The next stop on the tour was Naval Base Point Loma, which consists of seven facilities, including a submarine base, antisubmarine warfare training center and a combat training center. Approximately 22,000 Navy and civilian personnel live on the base.
While visiting Point Loma, Tillman toured a submarine.
“It was pretty awesome,” he said. “It really gave you a better respect for what submariners do. You see all these cool movies like ‘Crimson Tide’ and ‘U-571’. But when you get on a sub and you see how tight it is—the quarters that these people have to live in for six months at a time—you’re just like, ‘wow.’ It was truly an amazing experience.”
Tillman enjoyed seeing the service members on the job.
“It really gives you a better respect and understanding of what they do when you see them in their work environment,” he said. “They see me in my work environment all the time on TV. I like to physically go there, see what they do, see how they live and see what their mission is.
“They’re constantly patrolling and protecting.

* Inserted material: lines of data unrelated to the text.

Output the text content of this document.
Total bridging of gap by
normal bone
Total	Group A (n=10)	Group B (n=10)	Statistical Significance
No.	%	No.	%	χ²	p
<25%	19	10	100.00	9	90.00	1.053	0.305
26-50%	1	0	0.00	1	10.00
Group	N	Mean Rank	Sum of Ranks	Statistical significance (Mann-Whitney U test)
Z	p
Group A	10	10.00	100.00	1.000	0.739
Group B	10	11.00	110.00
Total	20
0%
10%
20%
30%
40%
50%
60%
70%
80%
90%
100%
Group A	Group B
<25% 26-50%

Liberty isn’t free and neither is democracy and they do a good job of defending that. I just wanted to go out there and let them know I appreciate them.”
Tillman also visited the Marine Corps Station Recruit Depot, where over 21,000 recruits are trained each year. He ran an obstacle course during his time there and stopped to see Marines recuperating from injuries at a rehabilitation center as well as a drill instructor monument.
Tillman has long been a supporter of military personnel and their families. He went on an eight-day trip to visit troops in Iraq and Kuwait in 2010, and met with wounded service members at the Schofield Army Barracks while in Hawaii for the Pro Bowl in 2013.
In 2012, Tillman returned home to Fort Hood, Texas, to donate a “Charles’ Locker” filled with iPads, computers and portable gaming systems on behalf of his Cornerstone Foundation to help patients pass the time during recovery and treatment.
Last Thanksgiving, Tillman and his wife, Jackie, delivered dinner to sailors who couldn't leave their posts as part of a "meals on wheels" visit to the Great Lakes Naval Station in suburban Chicago. A couple months later, the Bears cornerback gave two Super Bowl tickets to a military family.